Мои спутницы снова на меня взглянули. Потом посмотрели друг на друга, но не проронили ни слова.
— Вина, жратвы, живее! Именем князя Сотта!
Терпеть не могу, когда в трактир, где ты остановился, вламывается, бряцая оружием, орава головорезов. Шум, грязь, крики служанок, которых щипают за бока, пьяная похвальба, пошлые забавы — и всё это, как правило, прикрывается кичливым гербом и звонким именем, причём герб клыкаст до смешного, а имя никому ничего не говорит…
— Хозяин, мы ищем комедиантов!
Танталь вздрогнула и подняла голову.
— В трактире у моста нам сказали, что комедианты, две повозки, заходили к ним три дня назад… Десять золотых тому, кто укажет, где они сейчас!
Голос был уверенный, хрипловатый. Знакомый голос, а в сочетании со словом «комедианты» — даже зловещий. Алана удивлённо оглянулась.
— Не верти головой, — сказал я негромко. — Спокойно кушай.
Их было человек двадцать. Как и в прошлый раз. Когда угол трактира был отгорожен занавеской, и смешная старуха с седыми космами из-под плаща взяла верх над дикой публикой, заставила ржать, валясь со стульев…
Сколько времени прошло? Несколько месяцев? А князёк-то подрос. Или это перенесённое унижение заставило его рывком повзрослеть, из сопливого зверёныша превратиться в молодого
зверя?Светлое Небо, они ищут нас с тех самых пор? Ищут так долго, так далеко от собственных владений, ищут тщетно — и все никак не уймутся?
— Они вышли на Бариана. — Танталь говорила почти не открывая рта. — Они обязательно его НАЙДУТ. Ретано…
А ведь я мог переморозить их в сугробах. Всех подряд. Р-рогатая судьба, сколько полезного я мог сделать в жизни — и поленился…
Князёк уже допрашивал кого-то — местные жители, хоть и перепуганные, явно охочи были до золотых монет. Сведения давались из желания угодить, но были очень уж противоречивы — выходило, что комедиантов видели чуть ли не вчера и совсем близко, но вот беда — в трёх местах сразу…
Найти человека в путанице дорог почти невозможно. Найти две повозки — немногим легче, если, конечно, повозки не принадлежат комедиантам…
Размалёванные повозки — яркая фишка в груде игральных костей. Странно, что князёк, столь рьяно помышляющий о мести, не поймал Бариана до сих пор.
— Ешьте, — сказал я Алане и Танталь. — И пореже поглядывайте в их сторону.

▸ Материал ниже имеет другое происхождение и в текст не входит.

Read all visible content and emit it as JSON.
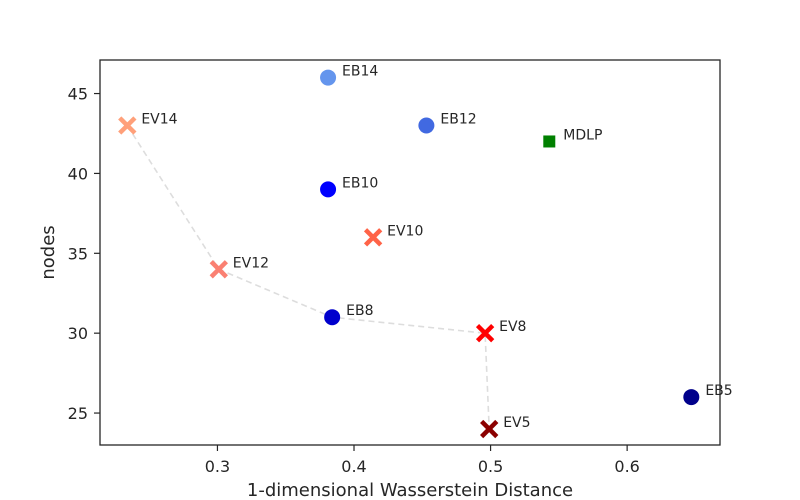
{
  "chart_data": {
    "type": "scatter",
    "title": "",
    "xlabel": "1-dimensional Wasserstein Distance",
    "ylabel": "nodes",
    "xlim": [
      0.214,
      0.668
    ],
    "ylim": [
      23,
      47.1
    ],
    "xticks": [
      0.3,
      0.4,
      0.5,
      0.6
    ],
    "xtick_labels": [
      "0.3",
      "0.4",
      "0.5",
      "0.6"
    ],
    "yticks": [
      25,
      30,
      35,
      40,
      45
    ],
    "ytick_labels": [
      "25",
      "30",
      "35",
      "40",
      "45"
    ],
    "grid": false,
    "legend": "none",
    "points": [
      {
        "label": "EB14",
        "x": 0.381,
        "y": 46,
        "marker": "circle",
        "color": "#6495ED"
      },
      {
        "label": "EB12",
        "x": 0.453,
        "y": 43,
        "marker": "circle",
        "color": "#4169E1"
      },
      {
        "label": "EB10",
        "x": 0.381,
        "y": 39,
        "marker": "circle",
        "color": "#0000FF"
      },
      {
        "label": "EB8",
        "x": 0.384,
        "y": 31,
        "marker": "circle",
        "color": "#0000CD"
      },
      {
        "label": "EB5",
        "x": 0.647,
        "y": 26,
        "marker": "circle",
        "color": "#00008B"
      },
      {
        "label": "EV14",
        "x": 0.234,
        "y": 43,
        "marker": "x",
        "color": "#FFA07A"
      },
      {
        "label": "EV12",
        "x": 0.301,
        "y": 34,
        "marker": "x",
        "color": "#FA8072"
      },
      {
        "label": "EV10",
        "x": 0.414,
        "y": 36,
        "marker": "x",
        "color": "#FF6347"
      },
      {
        "label": "EV8",
        "x": 0.496,
        "y": 30,
        "marker": "x",
        "color": "#FF0000"
      },
      {
        "label": "EV5",
        "x": 0.499,
        "y": 24,
        "marker": "x",
        "color": "#8B0000"
      },
      {
        "label": "MDLP",
        "x": 0.543,
        "y": 42,
        "marker": "square",
        "color": "#008000"
      }
    ],
    "pareto_line": {
      "color": "#dddddd",
      "points": [
        {
          "x": 0.234,
          "y": 43
        },
        {
          "x": 0.301,
          "y": 34
        },
        {
          "x": 0.384,
          "y": 31
        },
        {
          "x": 0.496,
          "y": 30
        },
        {
          "x": 0.499,
          "y": 24
        }
      ]
    }
  }
}
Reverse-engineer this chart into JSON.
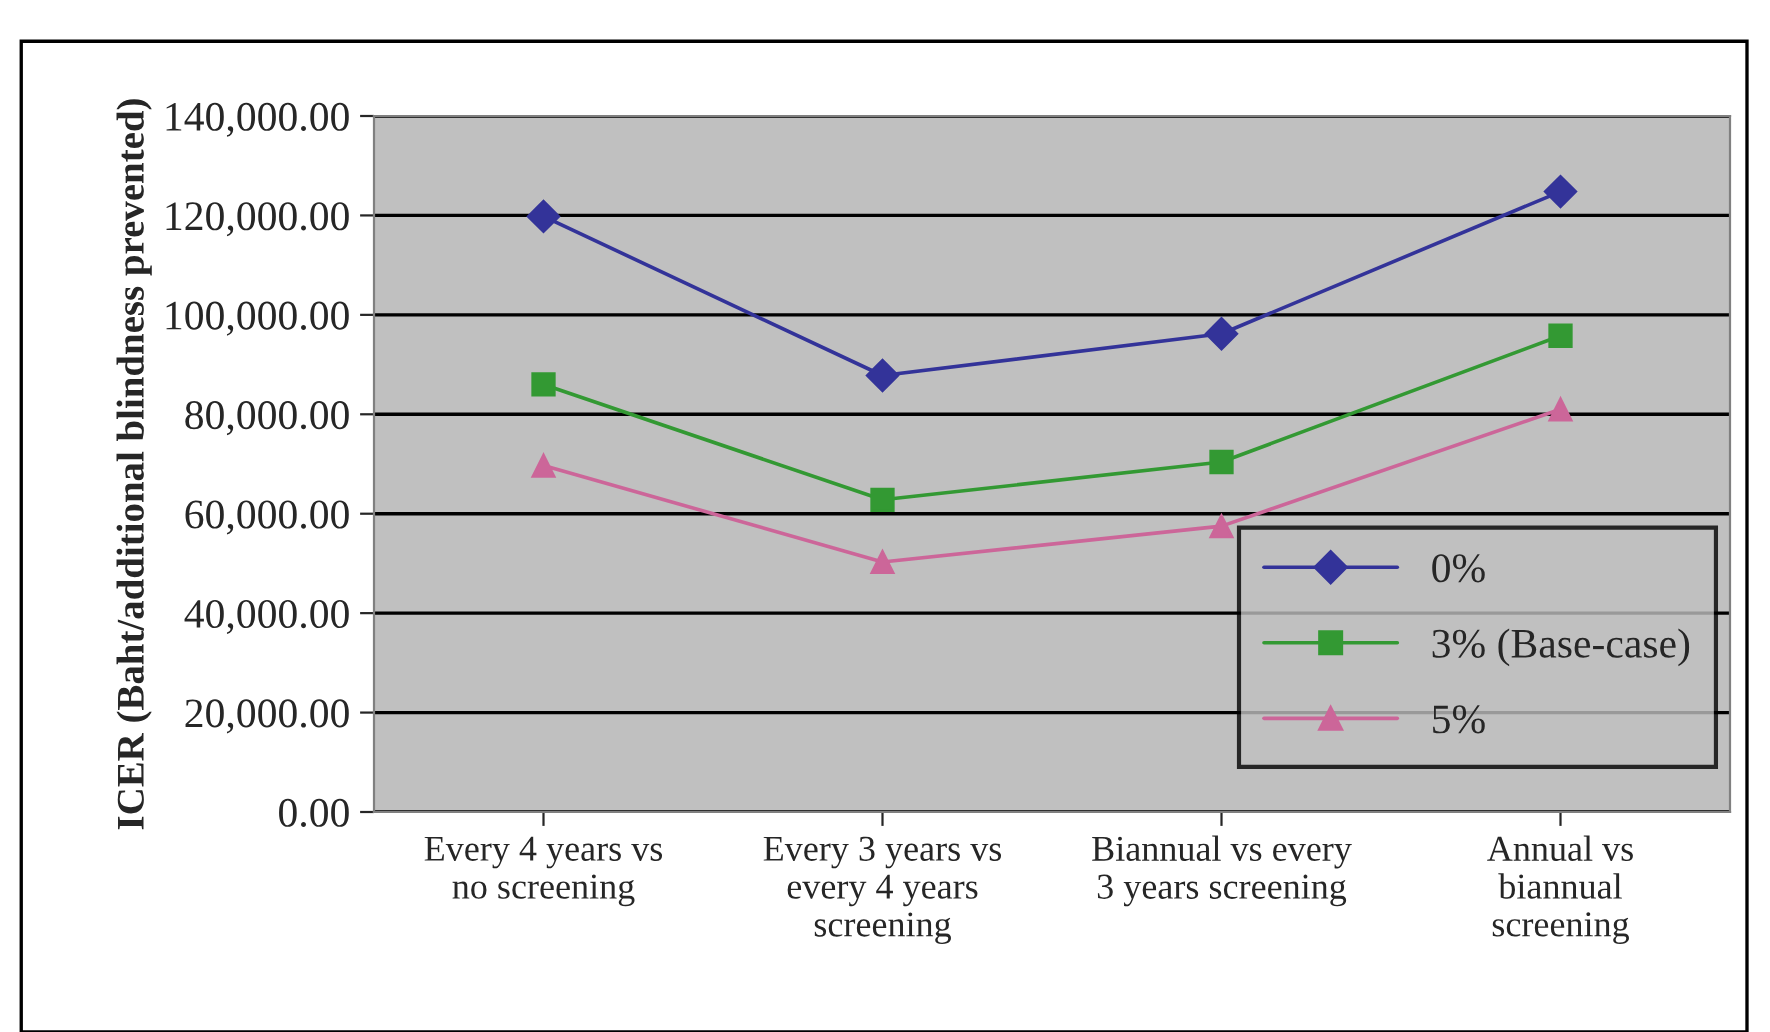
{
  "chart_data": {
    "type": "line",
    "ylabel": "ICER (Baht/additional blindness prevented)",
    "categories": [
      "Every 4 years vs\nno screening",
      "Every 3 years vs\nevery 4 years\nscreening",
      "Biannual vs every\n3 years screening",
      "Annual vs\nbiannual\nscreening"
    ],
    "series": [
      {
        "name": "0%",
        "color": "#333399",
        "marker": "diamond",
        "values": [
          119800,
          87800,
          96200,
          124800
        ]
      },
      {
        "name": "3% (Base-case)",
        "color": "#339933",
        "marker": "square",
        "values": [
          86000,
          62800,
          70400,
          95800
        ]
      },
      {
        "name": "5%",
        "color": "#cc6699",
        "marker": "triangle",
        "values": [
          69700,
          50300,
          57500,
          81000
        ]
      }
    ],
    "ylim": [
      0,
      140000
    ],
    "yticks": [
      {
        "value": 0,
        "label": "0.00"
      },
      {
        "value": 20000,
        "label": "20,000.00"
      },
      {
        "value": 40000,
        "label": "40,000.00"
      },
      {
        "value": 60000,
        "label": "60,000.00"
      },
      {
        "value": 80000,
        "label": "80,000.00"
      },
      {
        "value": 100000,
        "label": "100,000.00"
      },
      {
        "value": 120000,
        "label": "120,000.00"
      },
      {
        "value": 140000,
        "label": "140,000.00"
      }
    ],
    "grid": "y",
    "legend": "bottom right",
    "line_style": "solid"
  }
}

Они ищут комедиантов, а в настоящий момент мы не имеем отношения ни к каким…
— А ПОЧЕМУ они ищут комедиантов? — перебила Алана. — Что за новые тайны, пёс подери, я хочу знать, отчего у вас такие вытянутые рожи!
Я затылком поймал несколько любопытных взглядов. Нельзя всё время отворачиваться, надо показать им хоть щёку; если человек упорно прячет лицо, что-то в ним нечисто, а ведь, казалось бы, приличный господин, никакой не комедиант…
В этот самый момент в общем галдёже прорезался тоненький взволнованный голос. Я разом осознал всю справедливость поговорки «навострил уши» — ещё секунда, и уши мои, казалось, встретятся на макушке.
Подросток — поварёнок, или служка, или кем он там был — выдавал совершенно достоверные, с его точки зрения, сведения. Комедианты дважды сыграли своё представление на весенней ярмарке, а потом мальчишка своими глазами видел повозки на большой дороге — комедианты направлялись к югу, в город, это было вчера, стало быть, сегодняшнюю ночь они ночуют в том трактире, что на большом распутье, там клопы и горелое мясо, а от хозяйской дочки разит так, что…
Мальчишку прервали. Взяли за шиворот, чтобы напугать, и показали монетку, чтобы поощрить. Мальчишка заткнулся, тем временем прочие поставщики сведений, чьи шансы заработать денежку резко сократились, одновременно загалдели: про то, что играли на ярмарке, каждая собака знает, а ехали не по большой дороге, а по малой, и не к югу, а к реке, к перевозу, задумали, видно, по ярмаркам…
— Бариан собирался в город. — Танталь с отвращением разглядывала содержимое своей тарелки.
Мальчишка-доносчик снова обрёл дар речи:
— Пёсьей кишкой клянусь, я слышал, они болтали, что в город…
Кому-то отвесили звонкий подзатыльник.
— Что расселись! — рявкнул князёк на своих головорезов. — А ну по коням!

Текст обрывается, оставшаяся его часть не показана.